“Honour” based violence: Two guilty verdicts

“Honour” based violence: Two guilty verdicts

“Honour” based violence

Shafilea Ahmed’s parents guilty of murder

Iftikhar and Farzana Ahmed murdered their 17-year-old daughter because they believed she brought shame on their family

Iftikhar and Faranza Ahmed had vehemently denied any involvement in their daughter’s death.

The parents of Shafilea Ahmed have been found guilty of murdering the 17-year-old, who was killed because they believed she had brought shame on the family.

The verdict at Chester crown court comes after a three-month trial and almost nine years after Shafilea was killed for defying her parents’ wishes for an arranged marriage in Pakistan to a much older man.

Iftikhar Ahmed, a 52-year-old taxi driver, and his wife, Farzana, 49, from Warrington, Cheshire, had vehemently denied any involvement in their daughter’s death at the family home on 11 September 2003, but the jury disagreed with their account of events. The judge, Mr Justice Roderick Evans, had earlier urged the jury to put aside feelings of sympathy and revulsion when considering the case and to discuss the evidence coolly and calmly.

Shafilea’s badly decomposed remains were found on a flooded bank of the river Kent in Sedgwick, Cumbria, five months after her disappearance, in February 2004. The jury agreed with the prosecution’s assertion that she had been killed by her parents because they believed she had brought shame on the family as the result of her desire to lead a “westernised” lifestyle. In the six months before her death, Shafilea drank bleach during a family trip to Pakistan in an apparent cry for help.

The prosecution’s key witness was Shafilea’s 24-year-old sister, Alesha, who said she and her siblings had witnessed the murder at the family home. She said Farzana issued the command in Urdu: “Just finish it here,” as her parents forced a plastic carrier bag into Shafilea’s mouth and placed their hands over her it, blocking her airways as her father held her down. Alesha said Shafilea’s eyes were wide open in horror and she was kicking her legs in protest. She realised her sister was dead when her legs stopped kicking. “That was it, she was gone,” she told the court. She recalled seeing her father punching her sister’s lifeless body in the chest after the killing. Later, she watched her mother prepare sheets, binbags and rolls of tape in the kitchen. She looked out of a window and saw her father carrying a heavy package, which she assumed was Shafilea’s body.

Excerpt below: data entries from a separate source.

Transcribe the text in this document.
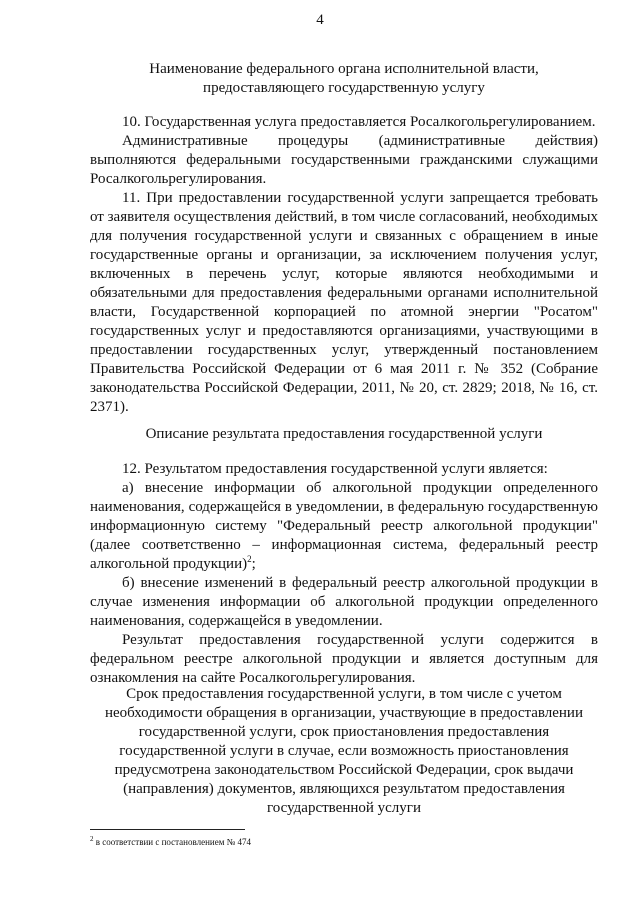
4
Наименование федерального органа исполнительной власти,
предоставляющего государственную услугу

10. Государственная услуга предоставляется Росалкогольрегулированием.

Административные процедуры (административные действия) выполняются федеральными государственными гражданскими служащими Росалкогольрегулирования.

11. При предоставлении государственной услуги запрещается требовать от заявителя осуществления действий, в том числе согласований, необходимых для получения государственной услуги и связанных с обращением в иные государственные органы и организации, за исключением получения услуг, включенных в перечень услуг, которые являются необходимыми и обязательными для предоставления федеральными органами исполнительной власти, Государственной корпорацией по атомной энергии "Росатом" государственных услуг и предоставляются организациями, участвующими в предоставлении государственных услуг, утвержденный постановлением Правительства Российской Федерации от 6 мая 2011 г. № 352 (Собрание законодательства Российской Федерации, 2011, № 20, ст. 2829; 2018, № 16, ст. 2371).

Описание результата предоставления государственной услуги

12. Результатом предоставления государственной услуги является:

а) внесение информации об алкогольной продукции определенного наименования, содержащейся в уведомлении, в федеральную государственную информационную систему "Федеральный реестр алкогольной продукции" (далее соответственно – информационная система, федеральный реестр алкогольной продукции)$^2$;

б) внесение изменений в федеральный реестр алкогольной продукции в случае изменения информации об алкогольной продукции определенного наименования, содержащейся в уведомлении.

Результат предоставления государственной услуги содержится в федеральном реестре алкогольной продукции и является доступным для ознакомления на сайте Росалкогольрегулирования.

Срок предоставления государственной услуги, в том числе с учетом
необходимости обращения в организации, участвующие в предоставлении
государственной услуги, срок приостановления предоставления
государственной услуги в случае, если возможность приостановления
предусмотрена законодательством Российской Федерации, срок выдачи
(направления) документов, являющихся результатом предоставления
государственной услуги
$^2$ в соответствии с постановлением № 474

Iftikhar Ahmed denied any involvement in Shafilea’s death, maintaining she ran away from home in the middle of the night and he never saw her again. But midway through the trial, his wife changed her account of events and said her husband was responsible for a single, violent attack on Shafilea on the night of her disappearance. Her husband, she claimed, told her to never ask him about Shafilea again “if she cared for her dear life” and those of her children. However, the jury failed to be convinced by the couple’s version of events and found them both guilty of murder.